Page 105 - Хождение по мукам. Восемнадцатый год
P. 105

Куличек ловко подхватил ее, поцеловал. Несмотря на шинелишку, сразу было видно, что
                эти годы служил в кавалерии.

                – Разрешите передать письмо. Разрешите пройти куда-нибудь снять сапог… Оно,
                разрешите, у меня в портянке. – Он многозначительно взглянул и прошел за Дашей в
                пустую комнату, где сел на пол и, морщась, принялся стаскивать грязный сапог.
                Письмо было от Кати, то самое, которое она передала в Ростове подполковнику
                Тетькину.

                С первых же строк Даша вскрикнула, схватилась за горло… Вадим убит!.. Не поспевая
                глазами, пролетела по письму. Жадно перечла еще раз. В изнеможении села на ручку
                кресла. Куличек скромно стоял в отдалении.
                – Никанор Юрьевич, вы видели мою сестру?

                – Никак нет. Письмо мне было передано десять дней назад одним лицом; оно сообщило,
                что Екатерина Дмитриевна уже больше месяца как покинула Ростов…

                – Боже мой! Где же она? Что с ней?
                – К сожалению, не было возможности расспросить.

                – Вы знали ее мужа? Вадим Рощин!.. Убит… Катя пишет, – ах, как это ужасно!
                Куличек удивленно поднял брови. Письмо так дрожало у Даши в худенькой руке, что он
                взял его, пробежал те строки, где говорилось о Валерьяне Оноли, рассказавшем о
                смерти мужа… Угол рта у Куличка недобро пополз кверху.
                – Я всегда думал, что Оноли способен на подлость… По его сообщению выходит, что
                Рощин убит в мае. Так?

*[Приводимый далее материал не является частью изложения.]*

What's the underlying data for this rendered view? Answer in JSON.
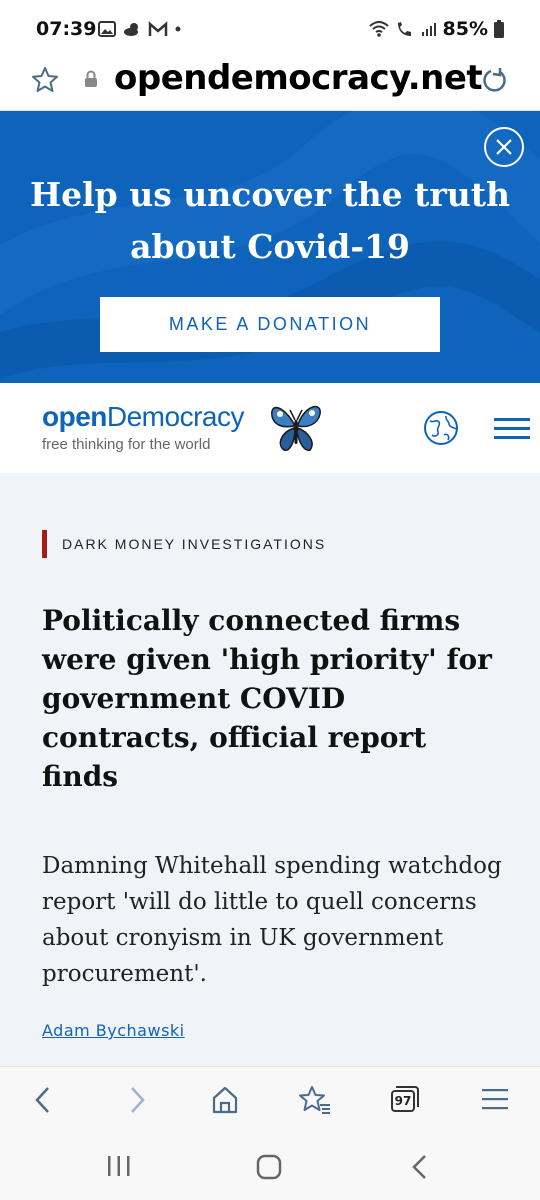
{
  "status_bar": {
    "time": "07:39",
    "battery": "85%"
  },
  "url_bar": {
    "url": "opendemocracy.net"
  },
  "banner": {
    "title_line1": "Help us uncover the truth",
    "title_line2": "about Covid-19",
    "donate_label": "MAKE A DONATION"
  },
  "site_header": {
    "logo_open": "open",
    "logo_democracy": "Democracy",
    "tagline": "free thinking for the world"
  },
  "article": {
    "section": "DARK MONEY INVESTIGATIONS",
    "headline": "Politically connected firms were given 'high priority' for government COVID contracts, official report finds",
    "standfirst": "Damning Whitehall spending watchdog report 'will do little to quell concerns about cronyism in UK government procurement'.",
    "author": "Adam Bychawski"
  },
  "browser_toolbar": {
    "tabs_count": "97"
  },
  "colors": {
    "brand_blue": "#0e63bb",
    "section_red": "#a31c1c"
  },
  "icons": [
    "gallery-icon",
    "weather-icon",
    "gmail-icon",
    "wifi-icon",
    "wifi-call-icon",
    "signal-icon",
    "battery-icon",
    "star-icon",
    "lock-icon",
    "reload-icon",
    "close-icon",
    "butterfly-icon",
    "globe-icon",
    "menu-icon",
    "back-icon",
    "forward-icon",
    "home-icon",
    "bookmarks-icon",
    "tabs-icon",
    "browser-menu-icon",
    "recents-icon",
    "home-circle-icon",
    "nav-back-icon"
  ]
}
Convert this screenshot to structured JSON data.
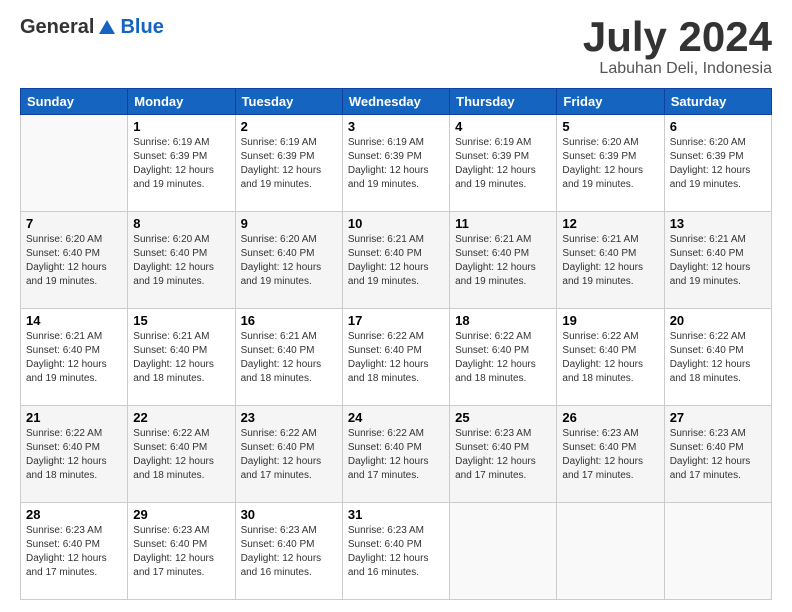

Очень странно… Сдается мне – я видел его несколько позже.
                – Когда? Где?

                Но тут Куличек вытянул хищный носик, колюче уставился на Дашу. Впрочем,
                продолжалось это лишь секунду, Дашины пылающие волнением глаза, цепляющиеся
                холодные пальчики яснее ясного говорили, что тут дело верное: хотя и жена красного
                офицера, но не предаст. Куличек спросил, придвигаясь к Дашиным глазам:
                – Мы одни в квартире? (Даша поспешно закивала: да, да.) Послушайте, Дарья
                Дмитриевна, то, что я скажу, ставит мою жизнь в зависимость от…
                – Вы деникинский офицер?

                – Да.
                Даша хрустнула пальцами, взглянула с тоской в окно – в эту недостижимую синеву.

                – У меня вам нечего опасаться…
                – В этом я был уверен… И хочу просить у вас ночлега на несколько дней.

                Он проговорил это твердо, почти угрожающе. Даша нагнула голову.
                – Хорошо…

                – Но, если вы боитесь… (Он отскочил.) Нет? Не боитесь? (Придвинулся.) Я понимаю,
                понимаю… Но вам бояться нечего… Я очень осторожен… Буду выходить только по
                ночам… Ни одна душа не знает, что я в Питере… (Он вытащил из-за подкладки картуза
                солдатский документ.) Вот… Иван Свищев. Красноармеец. Подлинник. Своими руками
                снял… Так вы хотели знать о Вадиме Петровиче? По-моему, тут какая-то путаница…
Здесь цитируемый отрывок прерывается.